The ultracision harmonic scalpel and laparosonic coagulating shears use high-frequency ultrasound energy and can be used as a substitute for electrosurgery, lasers and steel scalpels in both laparoscopic and conventional gynaecological surgery. Its unique mechanism of action allows cutting and coagulation without causing a significant rise in temperature at the tissue level. Its safety has been tested extensively in animal experiments and there is now ample evidence to suggest that it produces less thermal damage in vitro compared to electrosurgery and lasers.
The many advantages demonstrated by this instrument over other energy sources used in laparoscopic surgery should make it more popular in forthcoming years.
Cryo coagulation energy source:
Cryo surgery avoids the use of the scalpel and obviate the need for suturing. Cold protin coagulalion by cryosurgery leave the body repair mechanisms to separate the devitalized tissue. In this process there tends to be a release of cytokimes encouraging regeneration and an enhancement of local immune mechanisms.

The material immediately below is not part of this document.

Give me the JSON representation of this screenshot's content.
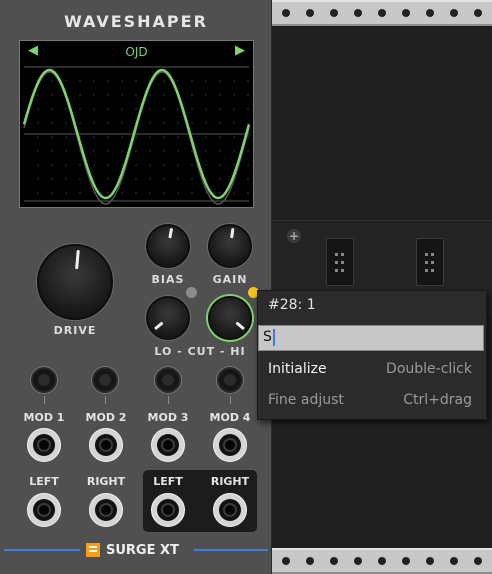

Cryosurgery is being evaluated in the treatment of a number of cancers, including prostate cancer and cancer that affects the liver (both primary liver cancer and cancer that has spread to the liver from another site). Researchers also are studying its effectiveness as a treatment for some tumors of the bone, for brain and spinal tumors, and for tumors in the windpipe that may develop with non small cell long cancer. In additioin, some researchers are using cryosurgery in combination with other – cancer treatment such as radiation, surgery, and hormone therapy.
The advantages of cryosurgery include
1. Minimal haemorrhage.
2. Fibrous walls of vessels remain intact.

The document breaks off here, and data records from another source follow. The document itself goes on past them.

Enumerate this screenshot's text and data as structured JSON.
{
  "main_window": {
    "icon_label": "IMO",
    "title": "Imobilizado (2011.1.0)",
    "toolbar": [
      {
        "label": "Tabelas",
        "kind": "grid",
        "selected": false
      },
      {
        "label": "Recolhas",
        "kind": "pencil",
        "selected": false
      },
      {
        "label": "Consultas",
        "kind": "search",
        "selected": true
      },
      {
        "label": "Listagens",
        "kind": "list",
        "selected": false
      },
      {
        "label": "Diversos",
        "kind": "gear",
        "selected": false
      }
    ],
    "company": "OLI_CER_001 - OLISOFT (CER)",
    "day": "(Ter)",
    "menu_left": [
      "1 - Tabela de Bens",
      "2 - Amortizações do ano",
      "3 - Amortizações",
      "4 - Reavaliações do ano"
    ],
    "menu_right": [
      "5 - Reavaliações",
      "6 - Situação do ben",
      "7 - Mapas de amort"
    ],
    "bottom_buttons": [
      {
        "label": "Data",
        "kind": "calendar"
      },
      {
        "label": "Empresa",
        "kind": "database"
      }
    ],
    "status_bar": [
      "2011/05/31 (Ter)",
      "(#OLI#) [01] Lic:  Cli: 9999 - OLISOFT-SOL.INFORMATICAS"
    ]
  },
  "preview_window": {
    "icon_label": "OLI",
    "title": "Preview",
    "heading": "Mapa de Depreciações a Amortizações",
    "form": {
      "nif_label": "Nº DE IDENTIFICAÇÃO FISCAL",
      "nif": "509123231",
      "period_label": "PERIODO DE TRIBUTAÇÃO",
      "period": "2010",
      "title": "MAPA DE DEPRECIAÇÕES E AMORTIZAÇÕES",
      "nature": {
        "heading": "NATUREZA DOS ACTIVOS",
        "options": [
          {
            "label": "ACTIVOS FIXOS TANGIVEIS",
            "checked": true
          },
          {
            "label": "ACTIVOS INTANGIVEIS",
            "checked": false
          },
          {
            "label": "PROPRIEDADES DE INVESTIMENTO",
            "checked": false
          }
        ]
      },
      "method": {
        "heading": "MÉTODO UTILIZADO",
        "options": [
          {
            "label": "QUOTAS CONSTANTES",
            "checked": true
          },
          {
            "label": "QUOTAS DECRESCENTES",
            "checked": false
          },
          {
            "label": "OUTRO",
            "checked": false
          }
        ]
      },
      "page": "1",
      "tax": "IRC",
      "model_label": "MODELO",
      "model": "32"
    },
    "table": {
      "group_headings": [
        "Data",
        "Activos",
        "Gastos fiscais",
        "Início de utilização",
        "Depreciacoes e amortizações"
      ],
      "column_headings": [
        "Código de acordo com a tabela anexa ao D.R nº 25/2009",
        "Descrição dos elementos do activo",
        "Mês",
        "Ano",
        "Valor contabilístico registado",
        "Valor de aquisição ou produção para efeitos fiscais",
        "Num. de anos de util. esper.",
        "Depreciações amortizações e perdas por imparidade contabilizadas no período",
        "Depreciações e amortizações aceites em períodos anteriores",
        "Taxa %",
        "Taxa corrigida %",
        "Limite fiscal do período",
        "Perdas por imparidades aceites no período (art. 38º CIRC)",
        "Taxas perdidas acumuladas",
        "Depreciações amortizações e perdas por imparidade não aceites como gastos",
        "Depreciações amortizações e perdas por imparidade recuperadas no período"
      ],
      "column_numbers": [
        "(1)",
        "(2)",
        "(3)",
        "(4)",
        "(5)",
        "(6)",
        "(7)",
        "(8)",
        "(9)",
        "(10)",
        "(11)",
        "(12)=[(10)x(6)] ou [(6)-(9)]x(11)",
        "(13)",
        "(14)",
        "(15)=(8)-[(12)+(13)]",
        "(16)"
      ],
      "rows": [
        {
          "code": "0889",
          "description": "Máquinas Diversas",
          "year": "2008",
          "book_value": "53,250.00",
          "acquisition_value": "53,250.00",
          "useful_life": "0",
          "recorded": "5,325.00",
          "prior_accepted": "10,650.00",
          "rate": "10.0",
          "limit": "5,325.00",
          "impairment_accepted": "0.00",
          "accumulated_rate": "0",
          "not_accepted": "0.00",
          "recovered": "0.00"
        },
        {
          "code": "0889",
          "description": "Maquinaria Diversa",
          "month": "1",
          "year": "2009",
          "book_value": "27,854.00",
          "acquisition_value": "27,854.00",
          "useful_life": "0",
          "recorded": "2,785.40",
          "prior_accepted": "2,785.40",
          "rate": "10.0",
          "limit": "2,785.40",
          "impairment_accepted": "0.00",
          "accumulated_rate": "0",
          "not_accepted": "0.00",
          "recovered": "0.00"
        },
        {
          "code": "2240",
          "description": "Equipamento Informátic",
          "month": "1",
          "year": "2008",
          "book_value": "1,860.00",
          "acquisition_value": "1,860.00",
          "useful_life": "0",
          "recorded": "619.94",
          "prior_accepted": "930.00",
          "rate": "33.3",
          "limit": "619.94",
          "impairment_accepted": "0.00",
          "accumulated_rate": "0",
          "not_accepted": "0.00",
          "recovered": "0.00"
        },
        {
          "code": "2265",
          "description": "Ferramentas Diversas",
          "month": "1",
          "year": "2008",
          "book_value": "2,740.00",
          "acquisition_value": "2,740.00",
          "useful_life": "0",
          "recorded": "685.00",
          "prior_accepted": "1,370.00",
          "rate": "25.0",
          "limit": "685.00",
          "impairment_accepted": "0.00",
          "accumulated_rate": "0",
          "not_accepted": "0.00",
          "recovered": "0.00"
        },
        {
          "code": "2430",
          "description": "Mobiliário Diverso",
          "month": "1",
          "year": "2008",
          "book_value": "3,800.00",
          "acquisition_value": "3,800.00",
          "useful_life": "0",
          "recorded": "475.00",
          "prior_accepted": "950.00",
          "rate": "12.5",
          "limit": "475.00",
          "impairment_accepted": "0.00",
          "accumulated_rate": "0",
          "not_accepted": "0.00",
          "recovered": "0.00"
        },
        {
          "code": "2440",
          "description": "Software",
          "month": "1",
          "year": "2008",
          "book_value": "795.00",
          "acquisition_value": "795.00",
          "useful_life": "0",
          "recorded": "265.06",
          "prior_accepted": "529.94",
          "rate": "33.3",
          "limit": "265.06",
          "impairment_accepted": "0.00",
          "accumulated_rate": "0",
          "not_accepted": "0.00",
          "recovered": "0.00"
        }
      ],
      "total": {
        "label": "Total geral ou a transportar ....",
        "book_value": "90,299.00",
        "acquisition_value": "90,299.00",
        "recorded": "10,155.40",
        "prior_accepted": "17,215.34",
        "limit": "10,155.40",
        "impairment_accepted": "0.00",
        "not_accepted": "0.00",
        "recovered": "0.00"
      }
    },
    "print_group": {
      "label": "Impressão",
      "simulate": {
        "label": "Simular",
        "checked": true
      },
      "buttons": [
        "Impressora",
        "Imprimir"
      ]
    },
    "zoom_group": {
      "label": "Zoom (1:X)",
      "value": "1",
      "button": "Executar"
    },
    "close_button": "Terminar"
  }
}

3. Can be repeated without an accumulated effect.
4. May induce immunostimulation following the release of tumour antigens.
5. Easy technique.
Infrared energy source
Infrared coagulation:
A technique in which abnormal tissue is exposed to a burst of infrared light (type of radiation). This causes blood in veins in the tissue to coagulate (harden) and the abnormal tissue to shrink.
Energy is delivered to the target site in a controlled dosage through use of an internal proprietary sensor. Infrared energy passes through a solid quarts glass light guide to a disposable tip applicator for rapid and complete hemostasis with no tissue adherence. It is safe and easy to use, no smoke and no odor of particulated matter. Infrared coagulation is a readily mastered therapy that is well tolerated by patients.
The advantages of infrared coagulation include:
1. The depth of tissue destruction can be finely tuned by adjusting the exposure time.
2. Brief coagulation time (approximately 1 second), allowing for quick outpatient.
3. Suitable for blood staunching.
4. No effect on cardiac pacemakers.
5. Can be used during preganancy.
6. Can be sterilized bggas (60oC) or liquid.